Харбин — особенный город Эго сочетание провинциального уюта с культурными возможностями я оценила позднее, когда из него уехала. И не только потому, что там остались мое детство, ранняя юность. В Харбине действительно было все, что нужно для молодежи; спорт, купание, яхты, поездки на железнодорожные станции, ютившиеся среди зелени сопок с прозрачными речками и ручьями в долинах. Зимою — коньки, сани, салазки, переезды через реку по льду на специальных двухместных санках, которые китайцы отталкивали шестом. На другом берегу ждали маленькие теплые рестораны с пельменями или с пирожками

А университетские балы и маскарады! Совсем как в книжках о старой русской жизни.
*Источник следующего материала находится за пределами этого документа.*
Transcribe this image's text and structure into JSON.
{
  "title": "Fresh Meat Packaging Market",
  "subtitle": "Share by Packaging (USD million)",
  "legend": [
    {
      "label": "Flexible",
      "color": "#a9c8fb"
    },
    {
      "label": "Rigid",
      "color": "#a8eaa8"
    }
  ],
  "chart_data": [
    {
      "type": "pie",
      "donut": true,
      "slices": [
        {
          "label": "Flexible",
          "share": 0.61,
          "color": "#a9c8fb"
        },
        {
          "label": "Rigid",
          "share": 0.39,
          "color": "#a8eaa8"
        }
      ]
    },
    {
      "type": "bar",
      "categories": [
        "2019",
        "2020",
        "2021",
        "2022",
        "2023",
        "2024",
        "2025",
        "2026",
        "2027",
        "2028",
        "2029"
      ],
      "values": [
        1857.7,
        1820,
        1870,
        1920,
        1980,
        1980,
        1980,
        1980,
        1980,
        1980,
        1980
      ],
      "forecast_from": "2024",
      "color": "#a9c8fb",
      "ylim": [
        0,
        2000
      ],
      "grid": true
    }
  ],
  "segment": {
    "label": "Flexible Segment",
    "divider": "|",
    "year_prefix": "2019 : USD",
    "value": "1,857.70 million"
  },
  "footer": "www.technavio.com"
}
Но и не только забавы, и не только для молодежи, а еще опера, оперетта, драма, концерты, лекции, библиотеки, прекрасный оркестр летом в парке Железнодорожного собрания. А какие встречались люди! Профессора, писатели, художники, архитекторы — все ведь были выброшены событиями на тот же берег, что и мы. Мы не отдавали себе отчета, как нам повезло в культурном отношении. И все это было доступно, и все мы говорили по-русски, и все мы были равны. Вот именно там, в эмиграции, особенно среди молодежи в школах, в гимназиях, на спортивных площадках, бесклассовое общество получилось само собой. И мы могли учиться. Было у кого и чему, на все вкусы. Например, шитью — у соседки или древним премудростям инков — у соседа. Можно было окончить университет и получить диплом. Только вот Леночка закончила юридический, а работает кельнершей в ресторане, а Павлик теперь инженер, а продает билеты в автобусе «Чурин — Модягоу». Но это пока, может быть, устроится, а потом поедем в Россию. Все жили на «пока», особенно старшее поколение. Что-то должно же случиться, и тогда вернемся домой. А пока не так плохо, на хлеб насущный хватает. Служба заканчивается в два часа, можно отдохнуть, пойти в гости к знакомым или в кино, а то и просто уютно посидеть на скамейке возле «Чурина». Это был большой магазин, у которого в хорошие летние вечера разгуливала молодежь, а пожилые сидели на скамейке и посматривали, кто как одет, как себя ведет и вообще. Вот так и жили, прячась от большого и подчас угрожающего мира. Пока… А там — Бог даст.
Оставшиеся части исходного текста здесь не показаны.